Medical Malpractice: Va. Code Ann. §8.01-413 – a Lawyer’s Admissions

Medical Malpractice: Va. Code Ann. §8.01-413 – a Lawyer’s Admissions

Some healthcare providers strenuously deny the applicability of Va. Code Ann. §8.01-413(B & C) while suit for medical malpractice is pending. But tellingly, others have admitted its applicability, even with suit unserved.

After Riverside Hosp., Inc. v. Johnson, 272 Va. 518 (2006), Riverside thrice admitted the applicability of §8.01-413(B) to ostensible “quality care” records – all while medical malpractice suit was “pending”. First, for pre-suit and post-suit §8.01-413(B) requests in Shakshober v.
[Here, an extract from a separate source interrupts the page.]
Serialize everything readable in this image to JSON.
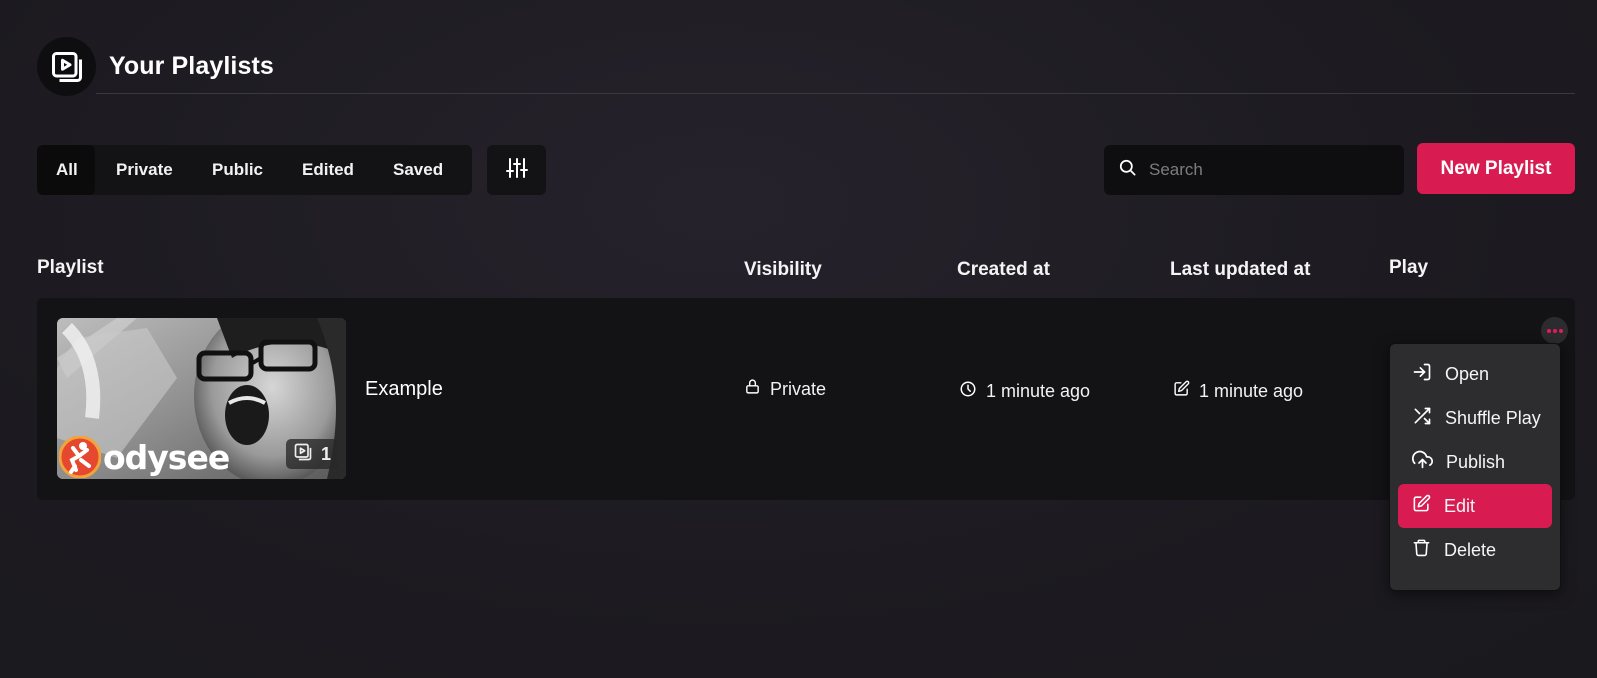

Riverside, Riverside voluntarily produced multiple ostensible “quality care” papers. See, 11/16&21/06 & 3/17/08 Shakshober v. Riverside Letters of Waterman and Defense Counsel; 2/16/06 Shakshober v. Riverside Fall Quality Care Control Report (“QCCR”); 2/26/08 Shakshober v. Riverside Midas Risk Management Worksheets; 2/17/06 Shakshober v. Riverside Procedure/Practices Quality Care Control Report; 2/16/06 Shakshober v. Riverside Falls Abstraction Data Tool; and 2/26/08Shakshober v. Riverside QMS Transaction Summary Report Excerpt.
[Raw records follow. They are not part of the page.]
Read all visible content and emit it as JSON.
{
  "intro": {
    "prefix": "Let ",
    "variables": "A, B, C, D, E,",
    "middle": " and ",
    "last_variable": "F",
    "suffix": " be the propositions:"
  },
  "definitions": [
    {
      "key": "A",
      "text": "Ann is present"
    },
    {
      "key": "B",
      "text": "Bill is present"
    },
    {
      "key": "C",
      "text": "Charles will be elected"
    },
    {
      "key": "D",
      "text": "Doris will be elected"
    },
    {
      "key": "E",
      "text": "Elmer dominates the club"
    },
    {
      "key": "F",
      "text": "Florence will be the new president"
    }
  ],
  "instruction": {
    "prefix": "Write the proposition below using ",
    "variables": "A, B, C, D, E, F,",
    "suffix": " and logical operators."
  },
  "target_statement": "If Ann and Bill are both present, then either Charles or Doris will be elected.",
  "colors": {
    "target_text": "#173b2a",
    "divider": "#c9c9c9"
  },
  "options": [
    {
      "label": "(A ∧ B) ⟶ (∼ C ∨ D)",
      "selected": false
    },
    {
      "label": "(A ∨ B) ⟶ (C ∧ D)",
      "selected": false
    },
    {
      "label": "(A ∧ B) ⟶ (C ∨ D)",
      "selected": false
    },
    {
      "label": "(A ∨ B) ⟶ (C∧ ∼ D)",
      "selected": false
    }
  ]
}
Second, with another medical malpractice case, Seibert v. Riverside, pending in response to pre-service §8.01-413(B) request for incident reports, Riverside voluntarily provided the QCCR. SeeSeibert v. Riverside 11/29/06 & 1/2/07 Letters of Waterman and Defense Counsel; and 7/14/05 Seibert v. Riverside RHS Quality Care Control Report. Riverside admitted its QCCR actually was created by its medical malpractice insurer; “contains factual information that is provided…in the ordinary course of its business”; and is “a factual record that pursuant to [8.01-581.17] now is discoverable.” See, 3/13/07 Seibert v. Riverside Hearing Transcript Excerpt at 13.13-24 & 21.3-8

Third, with yet another medical malpractice case, Licare v. Riverside, pending in response to Licare’s pre-service § 8.01-413(B) request for the deceased’s incident reports and database, Riverside belatedly provided voluntarily part of the Quality Management System (“QMS”) incident report database. See, 2/16/07, 2/27/07 & 7/2/07 Licare v. Riverside Letters of Defense Counsel to Waterman; and 2/5/07 Licare v. Riverside QMS Database Transaction Summary Report. At hearing, Riverside admitted: “it’s my understanding that that Indicator Text [of the database] is essentially a transposition of what was in the incident report [‘not currently in existence’].” See, 7/10/07 Licare v. Riverside Hearing Transcript Excerpt at 27.3-19.